Nearly two weeks after FTX’s bankruptcy declaration, the former CEO Sam Bankman-Fried (SBF) has compiled another letter to the employees of the now-defunct crypto exchange. Bankman-Fried apologized for failing to ensure “the right things happened at FTX” as the chief executive officer.
Although SBF took the blame for failing to communicate properly to employees when things broke down in FTX, he failed to address the ever-ranging concerns about user funds misappropriation that happened at the company. For the most part, Bankman-Fried pinned FTX fallout to the crypto market crash, in what he said is “a better description of what happened” to the exchange.
SBF’s take on why FTX collapsed
Bankman-Fried claimed in the letter that FTX had approximately $60 billion in collateral against just about $2 billion in liabilities. But, due to the downturn in the crypto market, the assets dropped by 50% to $30 billion, with the liabilities remaining unchanged. In light of the first wave of credit crunch stirred by Terra, Voyager, and 3AC collapse, FTX’s assets declined to approx $25 billion, with liabilities increasing to $8 billion.
From that point, the collateral dropped by another 50% due to a “concentrated, hyper-correlated crash” in early November, leaving the assets at $17 billion against $8 billion in liabilities, SBF added. FTX was later left with $9 billion in collateral following the “run on the bank,” which SBF said was caused by the same market factors in November.
“As we frantically put everything together, it became clear that the position was larger than its display on admin/users, because of old fiat deposits before FTX had bank accounts,” Bankman-Fried wrote. “I never intended this to happen. I did not realize the full extent of the margin position.”
Meanwhile, this downplays previous concerns of user funds mismanagement at FTX, which many believed actually led to the “run on the bank” following the stunning events that unfolded regarding the exchange’s balance sheet. In a recent filing with the District of Delaware bankruptcy court, the newly-appointed CEO of FTX, John Ray, exclaimed about serious financial mismanagement at the exchange.

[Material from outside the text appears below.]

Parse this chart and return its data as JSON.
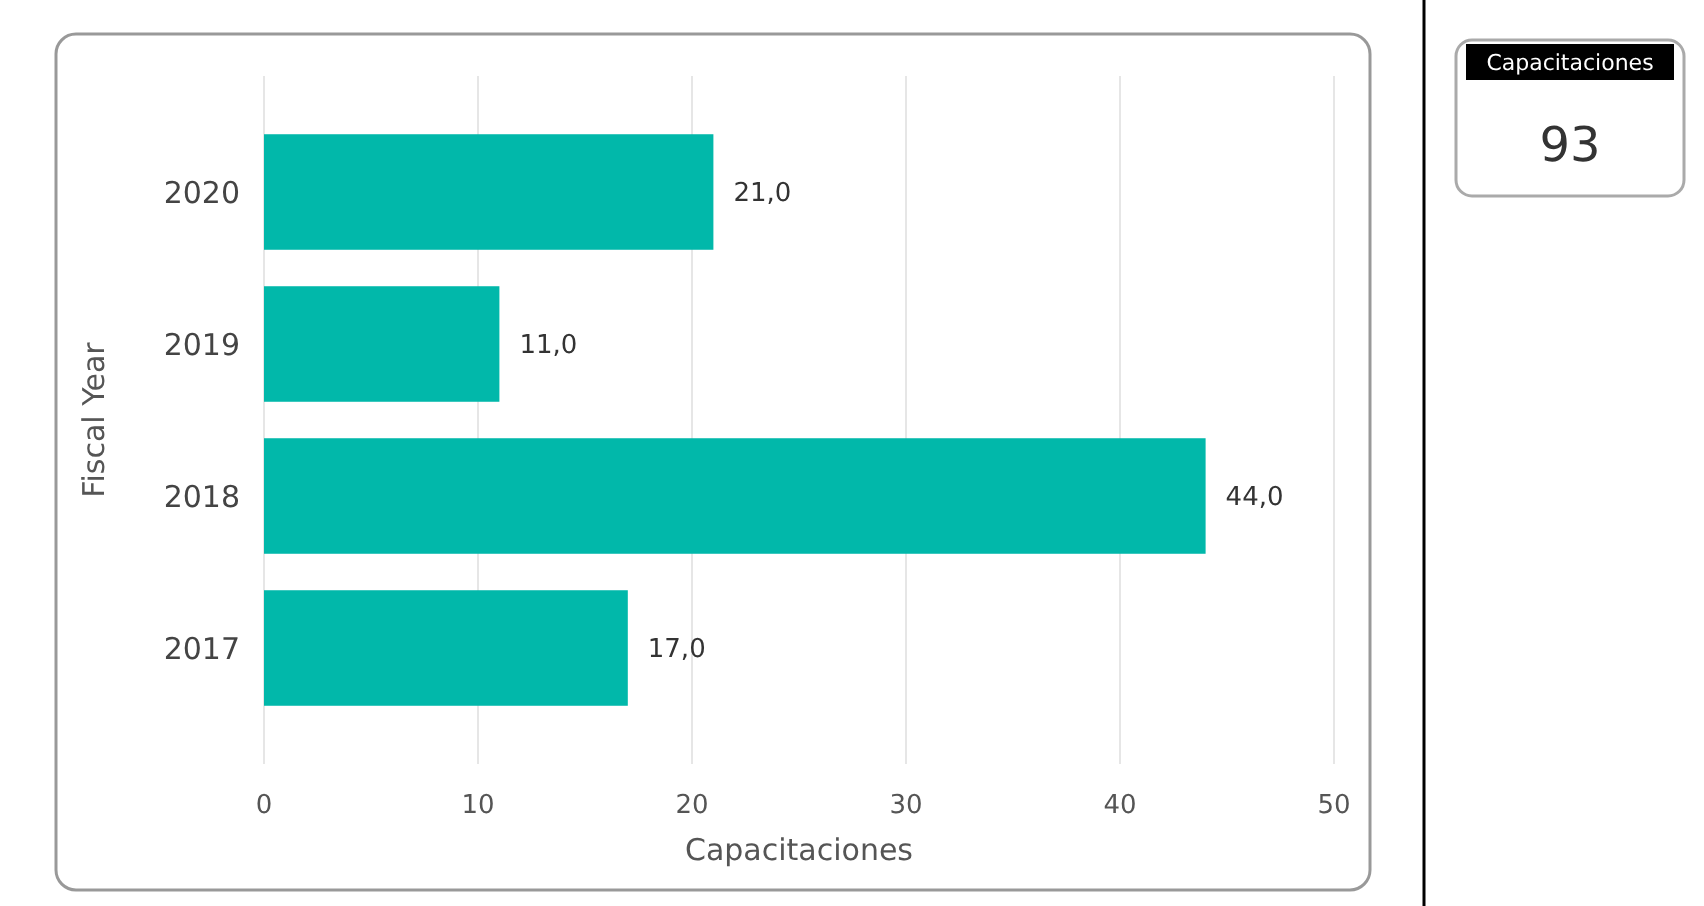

Never in my career have I seen such a complete failure of corporate controls and such a complete absence of trustworthy financial information as occurred here.
What were the loans to FTX used for?
Bankman-Fried added that loans to FTX and secondary sales were primarily reinvested in the business, and also deployed in “buying out Binance” – probably Binance‘s early investment in the company. He also claimed that the loans were “not for large amount of personal consumption.”
In contrast, Ray said that Bankman-Fried and other executives of the exchange collectively borrowed $1.6 billion from Alameda Research, with SBF alone receiving about $1 billion of the fund. Although the funds were not directly pulled from FTX, it leaves a question of which assets were the loans backed against. Was it on FTX assets or personal holdings, which seems highly unlikely?
Moreso, Ray filed that loans from Alameda to FTX were deployed in purchasing homes and other personal items for employees and advisors, details of which were not properly documented as company loans.
SBF regrets some actions, with bankruptcy declaration included
In addition to apologizing for failing in his duties as a CEO, Bankman-Fried said he regrets his oversight failure, and wishes to have done some things differently, such as:
“Being substantially more skeptical of large margin positions; examining stress test scenarios involving hyper-correlated crashes and simultaneous run on the bank; being more careful about the fiat processes at FTX; having a continuous monitor of total deliverable assets, total customer positions, and other core risk metrics; and putting in more controls around margin management.”
Filing for bankruptcy is one other action SBF regrets. He said potential interests in billions of dollars in funding came in minutes after signing the bankruptcy application and could have saved the company. SBF said he submitted to declaring bankruptcy due to an extreme amount of coordinated pressure coming, out of depression.
I reluctantly gave in to that pressure, even though I should have known better; I wish I had listened to those of you who saw and still see value in the platform, which was and is my belief as well.